Environmental origins of sexually selected variation and a critique of the fluctuating asymmetry-sexual selection hypothesis

Identifying sources of phenotypic variability in secondary sexual traits is critical for understanding their signaling properties, role in sexual selection, and for predicting their evolutionary dynamics. The present study tests for the effects of genotype, developmental temperature, and their interaction, on size and fluctuating asymmetry of the male sex comb, a secondary sexual character, in Drosophila bipectinata Duda. Both the size and symmetry of elements of the sex comb have been shown previously to be under sexual selection in a natural population in northeastern Australia. Two independent reciprocal crosses were conducted at 25 degrees and 29 degrees C between genetic lines extracted from this population that differed in the size of the first (TC1) and third (TC3) comb segments.
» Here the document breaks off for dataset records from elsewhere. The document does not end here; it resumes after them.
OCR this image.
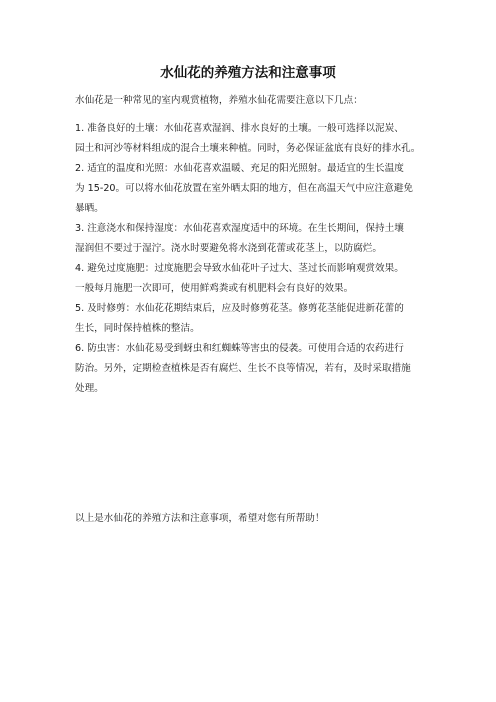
水仙花的养殖方法和注意事项
水仙花是一种常见的室内观赏植物，养殖水仙花需要注意以下几点：
1. 准备良好的土壤：水仙花喜欢湿润、排水良好的土壤。一般可选择以泥炭、
园土和河沙等材料组成的混合土壤来种植。同时，务必保证盆底有良好的排水孔。
2. 适宜的温度和光照：水仙花喜欢温暖、充足的阳光照射。最适宜的生长温度
为 15-20。可以将水仙花放置在室外晒太阳的地方，但在高温天气中应注意避免
暴晒。
3. 注意浇水和保持湿度：水仙花喜欢湿度适中的环境。在生长期间，保持土壤
湿润但不要过于湿泞。浇水时要避免将水浇到花蕾或花茎上，以防腐烂。
4. 避免过度施肥：过度施肥会导致水仙花叶子过大、茎过长而影响观赏效果。
一般每月施肥一次即可，使用鲜鸡粪或有机肥料会有良好的效果。
5. 及时修剪：水仙花花期结束后，应及时修剪花茎。修剪花茎能促进新花蕾的
生长，同时保持植株的整洁。
6. 防虫害：水仙花易受到蚜虫和红蜘蛛等害虫的侵袭。可使用合适的农药进行
防治。另外，定期检查植株是否有腐烂、生长不良等情况，若有，及时采取措施
处理。
以上是水仙花的养殖方法和注意事项，希望对您有所帮助！
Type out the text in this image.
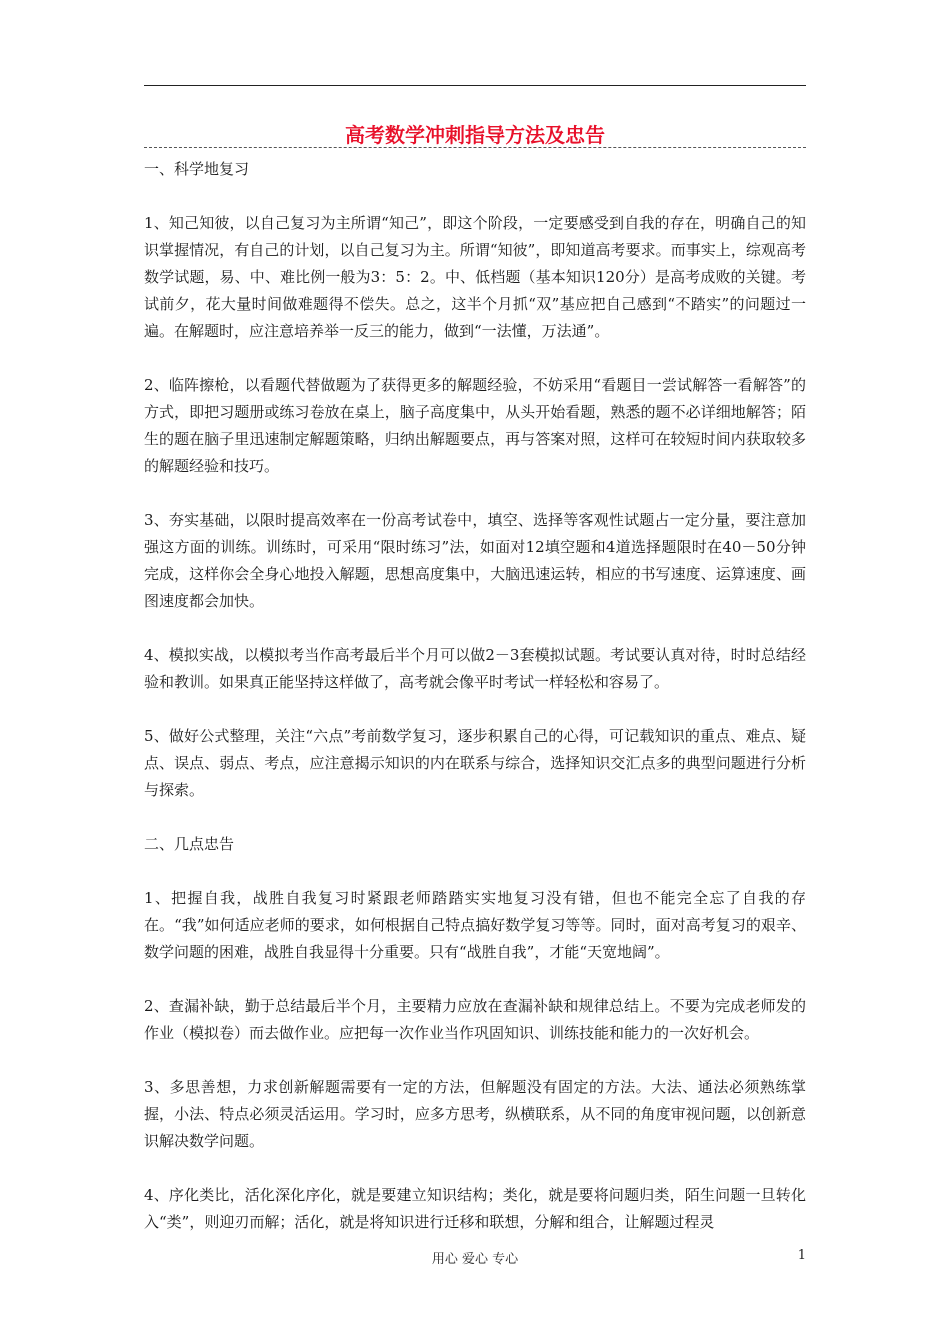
高考数学冲刺指导方法及忠告

一、科学地复习

1、知己知彼，以自己复习为主所谓“知己”，即这个阶段，一定要感受到自我的存在，明确自己的知识掌握情况，有自己的计划，以自己复习为主。所谓“知彼”，即知道高考要求。而事实上，综观高考数学试题，易、中、难比例一般为3：5：2。中、低档题（基本知识120分）是高考成败的关键。考试前夕，花大量时间做难题得不偿失。总之，这半个月抓“双”基应把自己感到“不踏实”的问题过一遍。在解题时，应注意培养举一反三的能力，做到“一法懂，万法通”。

2、临阵擦枪，以看题代替做题为了获得更多的解题经验，不妨采用“看题目一尝试解答一看解答”的方式，即把习题册或练习卷放在桌上，脑子高度集中，从头开始看题，熟悉的题不必详细地解答；陌生的题在脑子里迅速制定解题策略，归纳出解题要点，再与答案对照，这样可在较短时间内获取较多的解题经验和技巧。

3、夯实基础，以限时提高效率在一份高考试卷中，填空、选择等客观性试题占一定分量，要注意加强这方面的训练。训练时，可采用“限时练习”法，如面对12填空题和4道选择题限时在40－50分钟完成，这样你会全身心地投入解题，思想高度集中，大脑迅速运转，相应的书写速度、运算速度、画图速度都会加快。

4、模拟实战，以模拟考当作高考最后半个月可以做2－3套模拟试题。考试要认真对待，时时总结经验和教训。如果真正能坚持这样做了，高考就会像平时考试一样轻松和容易了。

5、做好公式整理，关注“六点”考前数学复习，逐步积累自己的心得，可记载知识的重点、难点、疑点、误点、弱点、考点，应注意揭示知识的内在联系与综合，选择知识交汇点多的典型问题进行分析与探索。

二、几点忠告

1、把握自我，战胜自我复习时紧跟老师踏踏实实地复习没有错，但也不能完全忘了自我的存在。“我”如何适应老师的要求，如何根据自己特点搞好数学复习等等。同时，面对高考复习的艰辛、数学问题的困难，战胜自我显得十分重要。只有“战胜自我”，才能“天宽地阔”。

2、查漏补缺，勤于总结最后半个月，主要精力应放在查漏补缺和规律总结上。不要为完成老师发的作业（模拟卷）而去做作业。应把每一次作业当作巩固知识、训练技能和能力的一次好机会。

3、多思善想，力求创新解题需要有一定的方法，但解题没有固定的方法。大法、通法必须熟练掌握，小法、特点必须灵活运用。学习时，应多方思考，纵横联系，从不同的角度审视问题，以创新意识解决数学问题。

4、序化类比，活化深化序化，就是要建立知识结构；类化，就是要将问题归类，陌生问题一旦转化入“类”，则迎刃而解；活化，就是将知识进行迁移和联想，分解和组合，让解题过程灵

用心 爱心 专心	1
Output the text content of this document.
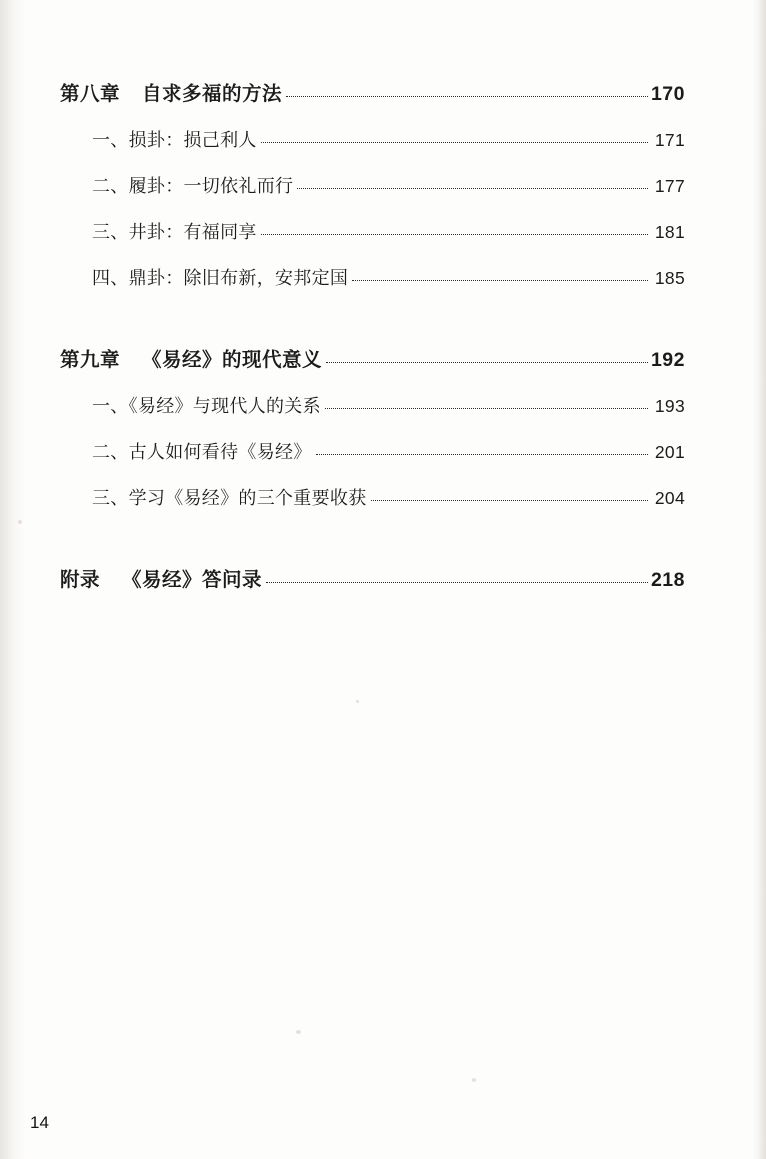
第八章 自求多福的方法	170
一、损卦：损己利人	171
二、履卦：一切依礼而行	177
三、井卦：有福同享	181
四、鼎卦：除旧布新，安邦定国	185
第九章 《易经》的现代意义	192
一、《易经》与现代人的关系	193
二、古人如何看待《易经》	201
三、学习《易经》的三个重要收获	204
附录 《易经》答问录	218
14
These temperatures are within the documented range experienced by the species in nature. Additive and dominance genetic effects were detected for TC1, whereas additive genetic, and Y-chromosomal effects were detected for TC3. TC2 and TC3 decreased sharply with increasing temperature, by 10% and 22%, respectively. In contrast, positional fluctuating asymmetry (PFA) significantly increased with temperature, by up to 38%. The results (1) document an important source of environmental variance in a sexual ornament expected to reduce trait heritability in field populations, and thus act to attenuate response to sexual selection, (2) suggest that variation in ornament size reflects differences in male condition; and (3) support the general hypothesis that asymmetry in a sexual ornament is indicative of developmental instability arising from environmental stress. The "environmental heterogeneity" (EH) hypothesis is proposed, and supportive evidence for it presented, to explain negative size-FA correlations in natural populations. Data and theory challenge the use of negative size-FA correlations observed in nature to support the FA-sexual selection hypothesis, which posits that such correlations are driven by differences in genetic quality among individuals.